🤖 AI Summary
Traditional rule-based operations struggle to manage the complexity of cloud-native systems amid their scale, dynamism, and telemetry data explosion, often resulting in delayed responses and heavy reliance on manual intervention. This work proposes a novel paradigm—cognitive platform engineering—introducing a four-plane reference architecture encompassing perception, reasoning, policy orchestration, and human-in-the-loop collaboration. By embedding intelligence throughout the platform lifecycle and establishing a continuous feedback loop, the approach enables adaptive, intent-aligned autonomous operations. A prototype system built on Kubernetes, Terraform, Open Policy Agent, and machine learning–based anomaly detection demonstrates significant reductions in mean time to repair, alongside improved resource efficiency and compliance.
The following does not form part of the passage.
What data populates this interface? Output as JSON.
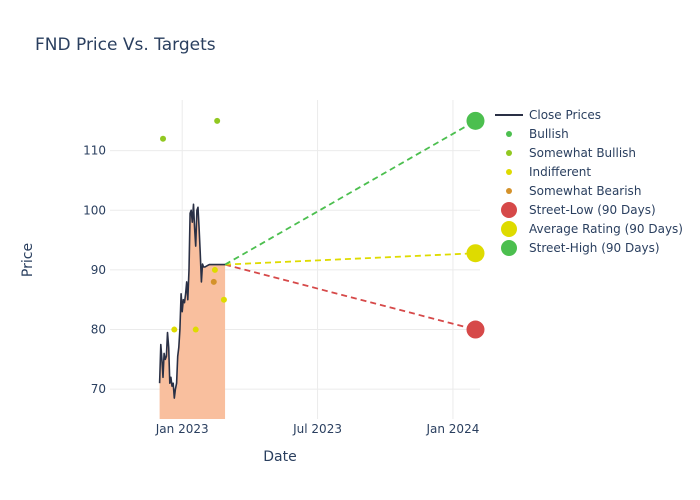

These results validate the paradigm’s capacity to support highly resilient, self-tuning cloud environments.
📝 Abstract
Modern DevOps practices have accelerated software delivery through automation, CI/CD pipelines, and observability tooling,but these approaches struggle to keep pace with the scale and dynamism of cloud-native systems. As telemetry volume grows and configuration drift increases, traditional, rule-driven automation often results in reactive operations, delayed remediation, and dependency on manual expertise. This paper introduces Cognitive Platform Engineering, a next-generation paradigm that integrates sensing, reasoning, and autonomous action directly into the platform lifecycle. This paper propose a four-plane reference architecture that unifies data collection, intelligent inference, policy-driven orchestration, and human experience layers within a continuous feedback loop. A prototype implementation built with Kubernetes, Terraform, Open Policy Agent, and ML-based anomaly detection demonstrates improvements in mean time to resolution, resource efficiency, and compliance. The results show that embedding intelligence into platform operations enables resilient, self-adjusting, and intent-aligned cloud environments. The paper concludes with research opportunities in reinforcement learning, explainable governance, and sustainable self-managing cloud ecosystems.